2.3 de afstand tot de zijdelingse perceelsgrens:

de kortste afstand tussen de (zijdelingse) grenzen van een bouwperceel en enig punt van het op dat bouwperceel voorkomende bouwwerk;

2.4 de afstand tussen gebouwen:

de kortste afstand tussen de buitenwerkse gevelvlakken van de gebouwen;

2.5 de bouwhoogte van een bouwwerk:

vanaf het peil tot aan het hoogste punt van een gebouw of van een overig bouwwerk met uitzondering van ondergeschikte bouwonderdelen, zoals schoorstenen, antennes, en naar de aard daarmee gelijk te stellen bouwonderdelen;

2.6 de goothoogte van een bouwwerk:

vanaf het peil tot aan de bovenkant van de goot, c.q. de druiplijn, het boeibord, of een daarmee gelijk te stellen constructiedeel;

2.7 de inhoud van een bouwwerk:

tussen de onderzijde van de begane grondvloer, de buitenzijde van de gevels (en/of het hart van de scheidingsmuren) en de buitenzijde van daken en dakkapellen;

2.8 de oppervlakte van een bouwwerk:

tussen de buitenwerkse gevelvlakken en/of het hart van de scheidingsmuren, neerwaarts geprojecteerd op het gemiddelde niveau van het afgewerkte bouwterrein ter plaatse van het bouwwerk;

2.9 het bebouwd oppervlak van een bouwperceel:

de oppervlakte van alle op een bouwperceel gelegen bouwwerken tezamen;

2.10 peil:

Voor gebouwen:

  • a. in niet geaccidenteerd terrein: de kruin van de weg waarlangs het gebouw wordt ontsloten;
  • b. in geaccidenteerd terrein en voorzover het gebouw is gelegen binnen een afstand van 3 meter van het openbaar gebied, geldt het volgende:
  • 1. voor het deel van het gebouw dat is gesitueerd binnen een afstand van 13 m vanaf de grens met het openbaar gebied: de kruin van de weg waarlangs het gebouw wordt ontsloten;
  • 2. voor het deel van het gebouw dat is gesitueerd op een afstand groter dan 13 m vanaf de grens met het openbaar gebied: het hoogste punt van het aan het gebouw aansluitende, bestaande afgewerkte terrein;

Voor andere bouwwerken:

  • c. de gemiddelde hoogte van het aansluitende terrein.
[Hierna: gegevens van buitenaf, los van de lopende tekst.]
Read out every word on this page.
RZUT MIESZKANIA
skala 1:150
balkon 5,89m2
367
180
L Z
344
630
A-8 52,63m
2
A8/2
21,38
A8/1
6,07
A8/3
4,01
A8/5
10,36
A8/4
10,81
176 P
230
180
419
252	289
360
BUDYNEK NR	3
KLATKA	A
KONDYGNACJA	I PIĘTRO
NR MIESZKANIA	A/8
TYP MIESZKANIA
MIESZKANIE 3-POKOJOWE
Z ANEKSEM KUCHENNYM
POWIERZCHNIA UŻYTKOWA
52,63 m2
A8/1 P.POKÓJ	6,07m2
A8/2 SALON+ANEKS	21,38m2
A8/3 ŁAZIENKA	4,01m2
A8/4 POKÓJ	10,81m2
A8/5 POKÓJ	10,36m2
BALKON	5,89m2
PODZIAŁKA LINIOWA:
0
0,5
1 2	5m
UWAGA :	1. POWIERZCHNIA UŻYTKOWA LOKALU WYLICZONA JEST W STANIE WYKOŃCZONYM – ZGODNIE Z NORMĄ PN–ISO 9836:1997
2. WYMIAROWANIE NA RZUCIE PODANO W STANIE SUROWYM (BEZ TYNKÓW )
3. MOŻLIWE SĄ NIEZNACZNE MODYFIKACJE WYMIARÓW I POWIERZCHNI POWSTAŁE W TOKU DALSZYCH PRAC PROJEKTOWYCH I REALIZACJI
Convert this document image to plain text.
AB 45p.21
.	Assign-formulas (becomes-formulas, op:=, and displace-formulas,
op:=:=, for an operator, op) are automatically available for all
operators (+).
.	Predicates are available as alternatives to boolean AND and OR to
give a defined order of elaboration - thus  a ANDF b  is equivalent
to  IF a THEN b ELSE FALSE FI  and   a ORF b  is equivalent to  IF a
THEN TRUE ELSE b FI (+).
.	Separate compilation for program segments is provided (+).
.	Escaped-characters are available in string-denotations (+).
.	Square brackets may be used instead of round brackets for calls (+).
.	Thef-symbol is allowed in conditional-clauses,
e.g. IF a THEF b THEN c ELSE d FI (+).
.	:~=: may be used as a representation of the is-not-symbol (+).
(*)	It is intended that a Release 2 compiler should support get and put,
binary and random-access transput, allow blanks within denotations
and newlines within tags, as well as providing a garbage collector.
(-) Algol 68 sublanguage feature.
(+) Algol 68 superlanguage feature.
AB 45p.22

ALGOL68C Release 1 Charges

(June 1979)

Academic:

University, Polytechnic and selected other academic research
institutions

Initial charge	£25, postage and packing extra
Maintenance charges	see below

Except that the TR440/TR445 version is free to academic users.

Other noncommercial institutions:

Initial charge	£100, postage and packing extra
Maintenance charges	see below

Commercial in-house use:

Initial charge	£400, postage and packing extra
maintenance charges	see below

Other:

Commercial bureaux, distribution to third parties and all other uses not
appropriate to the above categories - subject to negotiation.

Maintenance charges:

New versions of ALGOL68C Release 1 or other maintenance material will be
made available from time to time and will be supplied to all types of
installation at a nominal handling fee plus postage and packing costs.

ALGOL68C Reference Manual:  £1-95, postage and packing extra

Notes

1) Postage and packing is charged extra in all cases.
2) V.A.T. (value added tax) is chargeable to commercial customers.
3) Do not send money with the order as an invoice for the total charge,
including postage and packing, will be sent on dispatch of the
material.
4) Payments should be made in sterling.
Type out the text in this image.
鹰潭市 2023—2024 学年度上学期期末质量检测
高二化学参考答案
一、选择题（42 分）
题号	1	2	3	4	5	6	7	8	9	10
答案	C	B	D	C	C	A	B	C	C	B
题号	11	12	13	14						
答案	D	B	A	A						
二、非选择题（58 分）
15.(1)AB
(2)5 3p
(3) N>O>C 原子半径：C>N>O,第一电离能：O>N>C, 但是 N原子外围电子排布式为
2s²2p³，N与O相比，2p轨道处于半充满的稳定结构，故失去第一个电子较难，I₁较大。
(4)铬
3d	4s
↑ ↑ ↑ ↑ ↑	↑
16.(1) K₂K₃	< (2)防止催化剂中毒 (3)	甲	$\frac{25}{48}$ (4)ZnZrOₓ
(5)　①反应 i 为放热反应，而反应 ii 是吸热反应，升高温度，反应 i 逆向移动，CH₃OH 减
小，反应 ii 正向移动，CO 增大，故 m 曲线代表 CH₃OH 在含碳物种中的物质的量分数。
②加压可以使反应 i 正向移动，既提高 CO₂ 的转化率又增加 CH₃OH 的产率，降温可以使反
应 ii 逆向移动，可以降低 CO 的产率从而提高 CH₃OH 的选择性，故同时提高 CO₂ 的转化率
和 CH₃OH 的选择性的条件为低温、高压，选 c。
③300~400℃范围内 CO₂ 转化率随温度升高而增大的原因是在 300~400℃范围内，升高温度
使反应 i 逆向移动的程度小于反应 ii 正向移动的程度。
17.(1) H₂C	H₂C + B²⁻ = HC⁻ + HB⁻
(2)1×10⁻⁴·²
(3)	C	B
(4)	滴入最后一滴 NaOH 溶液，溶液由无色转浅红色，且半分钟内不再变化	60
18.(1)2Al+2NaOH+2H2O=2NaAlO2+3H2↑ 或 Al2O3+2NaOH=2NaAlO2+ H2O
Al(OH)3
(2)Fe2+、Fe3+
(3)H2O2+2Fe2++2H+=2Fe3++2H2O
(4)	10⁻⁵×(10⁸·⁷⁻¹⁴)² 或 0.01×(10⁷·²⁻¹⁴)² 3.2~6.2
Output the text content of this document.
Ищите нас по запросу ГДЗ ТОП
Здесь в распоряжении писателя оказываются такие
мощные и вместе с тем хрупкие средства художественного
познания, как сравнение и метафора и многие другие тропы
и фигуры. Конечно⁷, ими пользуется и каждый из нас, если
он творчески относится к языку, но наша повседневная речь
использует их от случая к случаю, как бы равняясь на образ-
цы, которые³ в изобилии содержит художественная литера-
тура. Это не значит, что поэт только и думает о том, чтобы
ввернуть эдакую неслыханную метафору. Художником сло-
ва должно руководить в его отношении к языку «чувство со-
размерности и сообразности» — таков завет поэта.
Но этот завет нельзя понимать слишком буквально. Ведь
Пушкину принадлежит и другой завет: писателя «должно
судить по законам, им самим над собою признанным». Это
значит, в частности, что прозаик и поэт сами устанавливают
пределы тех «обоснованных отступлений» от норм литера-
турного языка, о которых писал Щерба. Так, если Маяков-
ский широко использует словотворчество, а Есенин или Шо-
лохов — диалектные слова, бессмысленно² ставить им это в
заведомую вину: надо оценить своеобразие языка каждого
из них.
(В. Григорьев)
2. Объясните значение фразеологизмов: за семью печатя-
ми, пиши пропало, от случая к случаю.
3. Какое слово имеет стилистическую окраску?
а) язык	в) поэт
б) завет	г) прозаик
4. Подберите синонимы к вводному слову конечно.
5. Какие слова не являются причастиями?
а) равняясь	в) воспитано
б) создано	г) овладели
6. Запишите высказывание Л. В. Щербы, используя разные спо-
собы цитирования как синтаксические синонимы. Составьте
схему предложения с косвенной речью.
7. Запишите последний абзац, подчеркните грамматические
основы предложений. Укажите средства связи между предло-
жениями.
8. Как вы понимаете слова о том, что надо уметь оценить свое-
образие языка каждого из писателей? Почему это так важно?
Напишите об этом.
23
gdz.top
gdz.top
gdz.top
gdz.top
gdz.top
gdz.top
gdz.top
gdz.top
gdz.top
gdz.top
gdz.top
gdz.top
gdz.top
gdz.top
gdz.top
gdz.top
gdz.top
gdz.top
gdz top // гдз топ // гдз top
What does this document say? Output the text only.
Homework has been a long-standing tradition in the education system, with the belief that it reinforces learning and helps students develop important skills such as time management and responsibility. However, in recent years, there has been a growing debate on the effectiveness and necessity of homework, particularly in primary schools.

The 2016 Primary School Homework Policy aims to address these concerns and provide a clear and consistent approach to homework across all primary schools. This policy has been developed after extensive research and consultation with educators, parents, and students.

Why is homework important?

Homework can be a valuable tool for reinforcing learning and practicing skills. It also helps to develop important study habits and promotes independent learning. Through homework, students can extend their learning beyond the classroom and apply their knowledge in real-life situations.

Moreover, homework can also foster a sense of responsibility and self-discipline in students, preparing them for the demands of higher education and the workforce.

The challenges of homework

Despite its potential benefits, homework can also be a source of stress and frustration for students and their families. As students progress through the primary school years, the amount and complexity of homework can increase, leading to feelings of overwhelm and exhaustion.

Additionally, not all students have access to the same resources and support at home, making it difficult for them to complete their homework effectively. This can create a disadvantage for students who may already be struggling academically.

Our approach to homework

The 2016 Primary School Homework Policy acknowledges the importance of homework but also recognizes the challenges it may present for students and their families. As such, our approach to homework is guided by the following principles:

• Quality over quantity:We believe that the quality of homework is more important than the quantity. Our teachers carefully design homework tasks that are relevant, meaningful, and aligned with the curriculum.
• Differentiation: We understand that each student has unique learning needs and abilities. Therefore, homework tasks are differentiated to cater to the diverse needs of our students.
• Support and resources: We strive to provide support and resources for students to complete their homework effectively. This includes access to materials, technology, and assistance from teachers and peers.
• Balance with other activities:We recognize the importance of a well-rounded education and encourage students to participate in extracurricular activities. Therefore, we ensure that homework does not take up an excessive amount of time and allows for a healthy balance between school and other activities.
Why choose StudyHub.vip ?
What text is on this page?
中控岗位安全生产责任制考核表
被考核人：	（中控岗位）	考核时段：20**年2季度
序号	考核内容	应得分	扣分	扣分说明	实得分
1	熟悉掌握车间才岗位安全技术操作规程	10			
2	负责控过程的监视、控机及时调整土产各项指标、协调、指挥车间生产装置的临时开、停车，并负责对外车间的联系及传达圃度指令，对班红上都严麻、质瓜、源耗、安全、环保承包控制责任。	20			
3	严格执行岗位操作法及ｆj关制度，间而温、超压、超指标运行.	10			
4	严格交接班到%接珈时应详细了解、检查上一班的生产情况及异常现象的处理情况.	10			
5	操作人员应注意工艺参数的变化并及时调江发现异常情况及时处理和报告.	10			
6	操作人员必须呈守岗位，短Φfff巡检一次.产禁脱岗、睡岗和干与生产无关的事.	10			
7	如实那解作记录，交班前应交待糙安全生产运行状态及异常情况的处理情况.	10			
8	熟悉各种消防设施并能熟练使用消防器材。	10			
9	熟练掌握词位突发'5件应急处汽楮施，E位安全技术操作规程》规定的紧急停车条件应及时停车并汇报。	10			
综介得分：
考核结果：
Hoofdstuk 2 Bestemmingsregels

Artikel 3 Groen

3.1 Bestemmingsomschrijving

De voor Groen aangewezen gronden zijn bestemd voor:

  • a. groenvoorzieningen en beplanting;
  • b. water en watergangen;
  • c. waterhuishoudkundige voorzieningen, waterberging en infiltratie;
  • d. voet- en fietspaden;
  • e. speelvoorzieningen;
  • f. straatmeubilair, waaronder in ieder geval afvalcontainers;
  • g. openbare nutsvoorzieningen.

een en ander met de daarbij behorende voorzieningen, waaronder dammen en duikers.

3.2 Bouwregels
3.2.1 Algemeen

Op de in lid 3.1 bedoelde gronden mogen ten dienste van de bestemming uitsluitend worden gebouwd:

  • a. gebouwen voor openbare nutsvoorzieningen;
  • b. overige bouwwerken.
3.2.2 Gebouwen
  • a. de hoogte van gebouwen mag niet meer bedragen dan 3,50 m;
  • b. het oppervlakte van een gebouw mag niet meer mag bedragen dan 12 m².
3.2.3 Overige bouwwerken
  • a. de hoogte van overige bouwwerken mag niet meer bedragen dan 1,25 m met uitzondering van verkeersborden, wegwijzers, verlichtingsmasten, afrastering van speelvoorzieningen, en speelvoorzieningen, waarvan de bouwhoogte niet meer mag bedragen dan 8 m;
  • b. het bebouwd oppervlak mag niet meer bedragen dan 25 m² per bouwwerk.
3.2.4 Afwijken van de bouwregels

Het bevoegd gezag kan door middel van het verlenen van een omgevingsvergunning afwijken van het bepaalde in 3.2.3 ten aanzien van de gestelde maximale bouwhoogte en maximale oppervlakte voor andere bouwwerken, mits:

  • a. de bouwhoogte niet meer dan 4 m zal bedragen;
  • b. de verkeersveiligheid in het gebied niet in het gedrang komt;
  • c. geen onevenredige aantasting zal plaatsvinden van het woon- en leefmilieu en de gebruiksmogelijkheden van aangrenzende gronden.
3.3 Specifieke gebruiksregels

Het is verboden de gronden te gebruiken of te laten gebruiken als parkeerplaats voor motorvoertuigen.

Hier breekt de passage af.